Activation of vitamin D

Vitamin D3 (cholecalciferol) is obtained in the diet or by ultraviolet irradiation of the compound 7-dehydrocholesterol in the skin. The liver hydroxylates cholecalciferol to 25-hydroxycholecalciferol, which is the predominant form of vitamin D3 in plasma. In the kidneys, 25-hydroxycholecalciferol is converted to the active form of vitamin D3, 1,25-dihydroxycholecalciferol (calcitriol), by the enzyme 25-hydroxycholecalciferol-1a-hydroxylase, which is found in the mitochondria of the proximal tubular cells. Calcitriol interacts with its high-affinity receptor (the vitamin D receptor [VDR]) in target tissues forming a ligand-activated transcription factor that travels to the nucleus of the cell and interacts with specific DNA sequences in vitamin D-responsive genes.

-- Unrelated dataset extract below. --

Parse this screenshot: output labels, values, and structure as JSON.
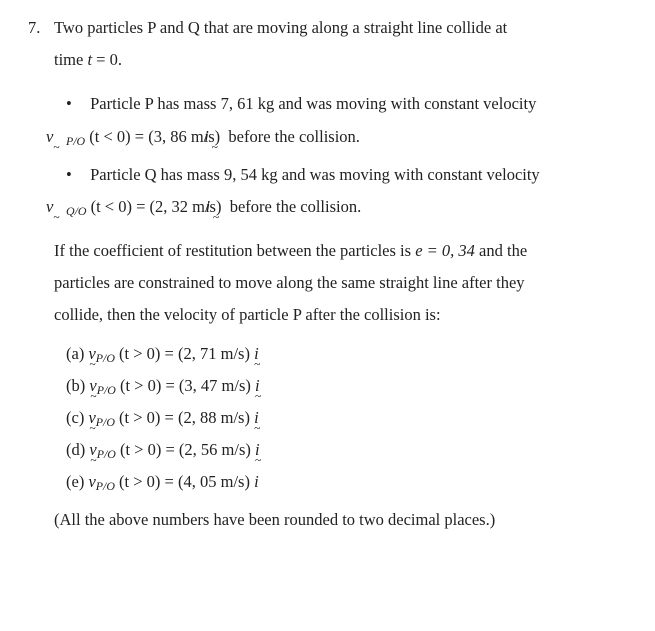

The activity of the 1α-hydroxylase system is closely regulated by PTH, calcium, phosphate, and calcitriol itself, which exerts negative feedback inhibition on 1α-hydroxylase. Hypocalcemia and PTH stimulate calcitriol synthesis. There is an inverse relationship between calcium concentrations and the activity of the 1α-hydroxylase enzyme system that may arise directly or may be secondary to changes in the secretion of PTH in response to alterations in serum calcium concentration. Some evidence exists to support a direct suppressive effect of calcium on 1α-hydroxylase activity in proximal tubular cells.4 The 1α-hydroxylase enzyme system is stimulated by hypophosphatemia and inhibited by hyperphosphatemia.

The major effects of 1,25-dihydroxycholecalciferol (calcitriol) are increased intestinal absorption of calcium and phosphate, a permissive effect on PTH-mediated bone resorption of calcium and phosphate, and negative feedback control on PTH synthesis and secretion by the parathyroid glands. The actions of vitamin D are discussed in more detail in Chapter 6.